Ontario’s Liberal Party has banned a candidate who expressed critical views of Israel on social media from seeking the nomination in the Newmarket-Aurora riding.
Education activist Shameela Shakeel is not eligible for the position, Cathy Gapp, president of the riding association, confirmed in an interview on Jan. 26. The riding association did not disclose the reason for refusing to greenlight Shakeel’s nomination.
In a brief telephone interview, Shakeel refused further comment other than to say, “The process has happened, and I accept it.”
On Twitter, Shakeel commented “Yes, I’m learning that some ‘special interests’ are more valued than others, than people, and than self-respect.”
Will Wuehr, senior communications advisor to Liberal leader Steven Del Duca, also refused to explain the action, noting only “We do not disclose details about the Ontario Liberal Party’s candidate vetting process.”
Gapp said the usual process is for local riding associations to recruit potential candidates and for the provincial level to vet them for possible problems.
A psychometrist and a long-time activist on York Region educational issues, Shakeel posted on Twitter last year, during the conflict between Hamas and Israel: “Hamas was established in 1987 (and was funded by Israel at that time, actually). Palestinians have been displaced, dispossessed, killed, and illegally occupied by the State of Israel since 1948. Do the math and critical analysis, or do you need a competence test first?”
She also spoke out in support of Javier Davila, the Toronto District School Board employee who distributed a resource list to teachers that the board later found to contain material that was antisemitic and that contained links to groups that support terrorism. (TDSB trustee Alexandra Lulka narrowly escaped censure by the board after she spoke out against those materials.)
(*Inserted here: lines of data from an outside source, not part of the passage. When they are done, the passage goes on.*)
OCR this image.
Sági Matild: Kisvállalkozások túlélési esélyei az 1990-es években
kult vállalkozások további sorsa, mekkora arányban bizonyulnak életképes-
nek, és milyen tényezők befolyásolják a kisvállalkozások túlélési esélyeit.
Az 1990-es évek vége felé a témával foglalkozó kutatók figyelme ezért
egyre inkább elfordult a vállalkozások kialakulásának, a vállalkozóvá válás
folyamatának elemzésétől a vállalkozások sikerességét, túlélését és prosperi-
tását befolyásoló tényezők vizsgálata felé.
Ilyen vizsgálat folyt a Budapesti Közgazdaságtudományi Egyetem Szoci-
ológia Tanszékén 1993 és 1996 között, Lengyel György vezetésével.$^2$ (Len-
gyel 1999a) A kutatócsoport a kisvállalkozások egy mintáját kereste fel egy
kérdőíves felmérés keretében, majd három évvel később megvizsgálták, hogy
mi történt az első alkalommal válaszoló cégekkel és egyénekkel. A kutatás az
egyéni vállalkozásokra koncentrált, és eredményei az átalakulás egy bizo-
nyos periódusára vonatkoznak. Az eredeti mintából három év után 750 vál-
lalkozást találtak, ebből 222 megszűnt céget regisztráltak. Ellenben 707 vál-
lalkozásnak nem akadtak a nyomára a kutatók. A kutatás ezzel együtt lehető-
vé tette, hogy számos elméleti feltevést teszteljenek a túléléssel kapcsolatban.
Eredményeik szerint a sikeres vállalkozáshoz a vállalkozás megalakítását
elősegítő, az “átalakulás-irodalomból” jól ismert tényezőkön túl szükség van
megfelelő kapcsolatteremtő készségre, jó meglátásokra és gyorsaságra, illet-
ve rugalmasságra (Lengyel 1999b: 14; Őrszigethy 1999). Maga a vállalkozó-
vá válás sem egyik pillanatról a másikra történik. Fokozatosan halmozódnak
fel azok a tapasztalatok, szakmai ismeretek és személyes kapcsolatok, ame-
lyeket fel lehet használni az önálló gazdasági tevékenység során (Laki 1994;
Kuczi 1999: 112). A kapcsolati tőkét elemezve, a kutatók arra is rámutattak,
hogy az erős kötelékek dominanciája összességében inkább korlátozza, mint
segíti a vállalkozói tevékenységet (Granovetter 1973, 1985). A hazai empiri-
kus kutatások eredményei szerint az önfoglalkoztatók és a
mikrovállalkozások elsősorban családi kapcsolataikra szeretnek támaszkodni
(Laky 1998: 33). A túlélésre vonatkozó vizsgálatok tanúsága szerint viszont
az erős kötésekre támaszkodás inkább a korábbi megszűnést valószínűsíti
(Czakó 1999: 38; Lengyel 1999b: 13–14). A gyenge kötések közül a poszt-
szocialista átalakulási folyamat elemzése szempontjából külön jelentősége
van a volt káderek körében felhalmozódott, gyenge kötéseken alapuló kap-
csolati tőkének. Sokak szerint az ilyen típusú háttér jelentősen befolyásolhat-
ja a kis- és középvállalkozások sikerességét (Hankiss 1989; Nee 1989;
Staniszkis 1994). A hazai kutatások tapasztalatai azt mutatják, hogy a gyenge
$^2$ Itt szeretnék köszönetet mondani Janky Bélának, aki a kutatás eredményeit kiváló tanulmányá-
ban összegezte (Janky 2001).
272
Shakeel later said she regrets the Twitter post, telling Newmarket Today it was an emotional response to one-sided statements condemning Hamas, but not also condemning actions by Israel against Palestinian civilians.
“A lot of students who are Palestinian or Middle-Eastern or Muslim are afraid to even admit where they come from. My kids often say that,” Shakeel told the newspaper. “You can’t keep silencing one side.”
In the interview with Newmarket Today she also hinted racism may have been at play, adding “This is why people who look like me and think like me don’t run for politics.”
Jewish advocates, meanwhile welcomed the party’s decision on Shakeel.
In a social media post B’nai Brith Canada said, “As we have always stated publicly, there can be no room for antisemitism or discrimination in Canadian politics.”
In an email exchange, B’nai Brith CEO Michael Mostyn said the advocacy group remains non-partisan, but will speak out whenever it feels a candidate is acting inappropriately.
“We will continue to have open lines of communications with all political parties, but every political party is responsible for their own vetting process,” he added. “We respect the internal processes of the various parties but reserve the right to disagree publicly when we feel a party has dropped the ball.”
As it does for every election, Mostyn said a survey will be sent to all parties asking for detailed responses to issues of concern to the Jewish community. Those replies will then be made available to the public “so that voters can make an informed choice.”
The Liberal controversy is not the first time Jewish issues have appeared in the early days of the campaign, ahead of the June provincial election.
Earlier this month, the NDP candidate in the Ajax riding was forced to apologize for his opposition to changing the name of a local street that honoured a Second World War Nazi naval officer.
Steve Parish, a former mayor of Ajax, was called out by B’nai Brith and Friends of the Simon Wiesenthal Centre Canada for actions the agencies said were hurtful to the Jewish community.
The rejection of Shakeel’s candidacy for the nomination leaves only neuropsychologist Sylvain Roy as the only declared candidate for the party’s nod. Voting to select the candidate is set for Feb. 12.
Gapp said she has not yet been officially informed by the party of nomination by acclamation, but added she has faith in the party’s vetting process and looks forward to the campaign to unseat Conservative MPP and Deputy Premier Christine Elliott.